Após Venezuela, Trump mira México, Colômbia e Cuba em discurso de ameaças

Presidente dos EUA também reforça interesse na Groenlândia, rica em minerais raros, e mantém tom agressivo contra Irã

Por Redação
Publicado em
O presidente dos Estados Unidos, Donald Trump. - Foto: Reprodução/Jonathan Ernst/Reuters

Na esteira da operação militar que capturou Nicolás Maduro, o presidente dos Estados Unidos, Donald Trump, intensificou publicamente suas ameaças e críticas a outros países, com foco especial na América Latina. O discurso agressivo incluiu México, Colômbia, Cuba e renovou o interesse estratégico na Groenlândia.

América Latina

  • México: Trump afirmou que o país "não tem feito o suficiente" contra os cartéis de drogas e revelou ter oferecido ajuda militar à presidente Cláudia Sheinbaum, proposta que foi rejeitada. Sheinbaum já se posicionou contra a intervenção na Venezuela.
  • Colômbia: As tensões com o presidente Gustavo Petro atingiram novo patamar. Trump o chamou de "homem doente que gosta de fabricar e vender cocaína aos EUA" e sugeriu que ele "não continuaria fazendo isso por muito tempo", insinuando uma possível ação semelhante à venezuelana.
  • Cuba: Para a ilha, Trump adotou uma postura diferente, prevendo que o regime "cairia por conta própria" devido ao colapso econômico pós-fim do petróleo subsidiado da Venezuela, descartando uma intervenção militar direta – embora o secretário de Estado Marco Rubio a considere um "problema sério".

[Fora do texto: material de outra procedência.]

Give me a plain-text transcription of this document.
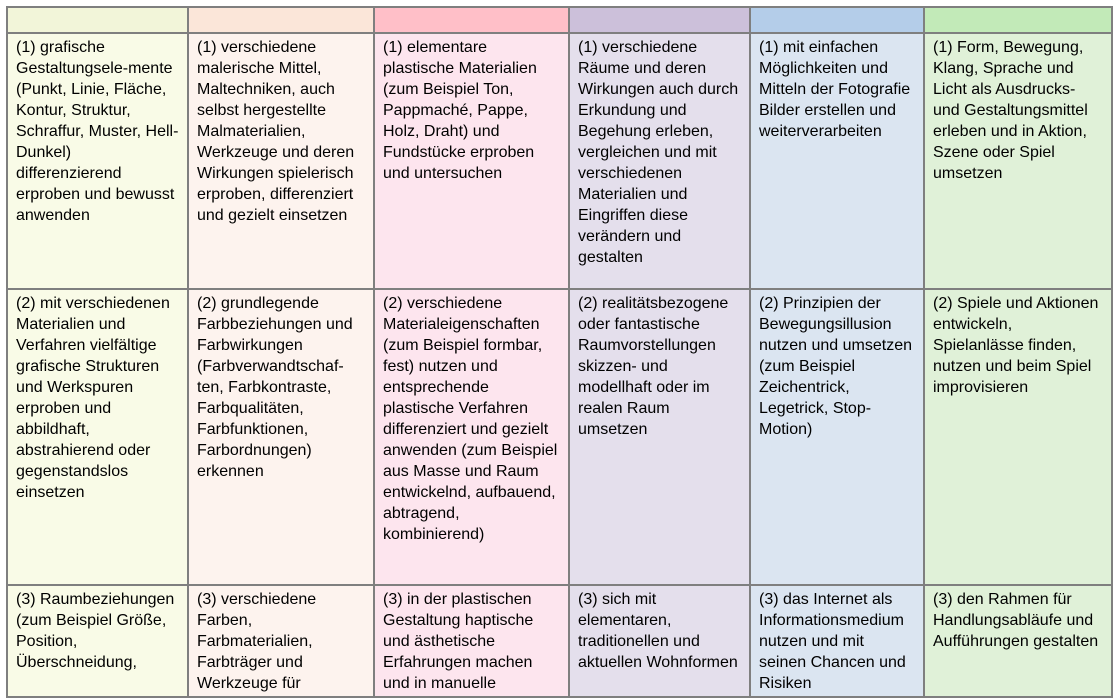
(1) grafische Gestaltungsele-mente (Punkt, Linie, Fläche, Kontur, Struktur, Schraffur, Muster, Hell-Dunkel) differenzierend erproben und bewusst anwenden	(1) verschiedene malerische Mittel, Maltechniken, auch selbst hergestellte Malmaterialien, Werkzeuge und deren Wirkungen spielerisch erproben, differenziert und gezielt einsetzen	(1) elementare plastische Materialien (zum Beispiel Ton, Pappmaché, Pappe, Holz, Draht) und Fundstücke erproben und untersuchen	(1) verschiedene Räume und deren Wirkungen auch durch Erkundung und Begehung erleben, vergleichen und mit verschiedenen Materialien und Eingriffen diese verändern und gestalten	(1) mit einfachen Möglichkeiten und Mitteln der Fotografie Bilder erstellen und weiterverarbeiten	(1) Form, Bewegung, Klang, Sprache und Licht als Ausdrucks- und Gestaltungsmittel erleben und in Aktion, Szene oder Spiel umsetzen
(2) mit verschiedenen Materialien und Verfahren vielfältige grafische Strukturen und Werkspuren erproben und abbildhaft, abstrahierend oder gegenstandslos einsetzen	(2) grundlegende Farbbeziehungen und Farbwirkungen (Farbverwandtschaf-ten, Farbkontraste, Farbqualitäten, Farbfunktionen, Farbordnungen) erkennen	(2) verschiedene Materialeigenschaften (zum Beispiel formbar, fest) nutzen und entsprechende plastische Verfahren differenziert und gezielt anwenden (zum Beispiel aus Masse und Raum entwickelnd, aufbauend, abtragend, kombinierend)	(2) realitätsbezogene oder fantastische Raumvorstellungen skizzen- und modellhaft oder im realen Raum umsetzen	(2) Prinzipien der Bewegungsillusion nutzen und umsetzen (zum Beispiel Zeichentrick, Legetrick, Stop-Motion)	(2) Spiele und Aktionen entwickeln, Spielanlässe finden, nutzen und beim Spiel improvisieren
(3) Raumbeziehungen (zum Beispiel Größe, Position, Überschneidung,	(3) verschiedene Farben, Farbmaterialien, Farbträger und Werkzeuge für	(3) in der plastischen Gestaltung haptische und ästhetische Erfahrungen machen und in manuelle	(3) sich mit elementaren, traditionellen und aktuellen Wohnformen	(3) das Internet als Informationsmedium nutzen und mit seinen Chancen und Risiken	(3) den Rahmen für Handlungsabläufe und Aufführungen gestalten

Groenlândia e alvos distantes

O presidente americano também reavivou seu interesse em adquirir a Groenlândia, território autônomo dinamarquês rico em minerais raros e recursos naturais, devido à sua posição estratégica no Ártico. Apesar das rejeições formais da Dinamarca e do governo local, autoridades alertam que as ameaças de Trump devem ser levadas a sério.

Completa a lista de alvos o Irã. Trump reafirmou que os EUA atacariam o país caso houvesse repressão violenta a protestos ou um retorno aos programas nucleares, lembrando que já bombardearam instalações atômicas iranianas no passado.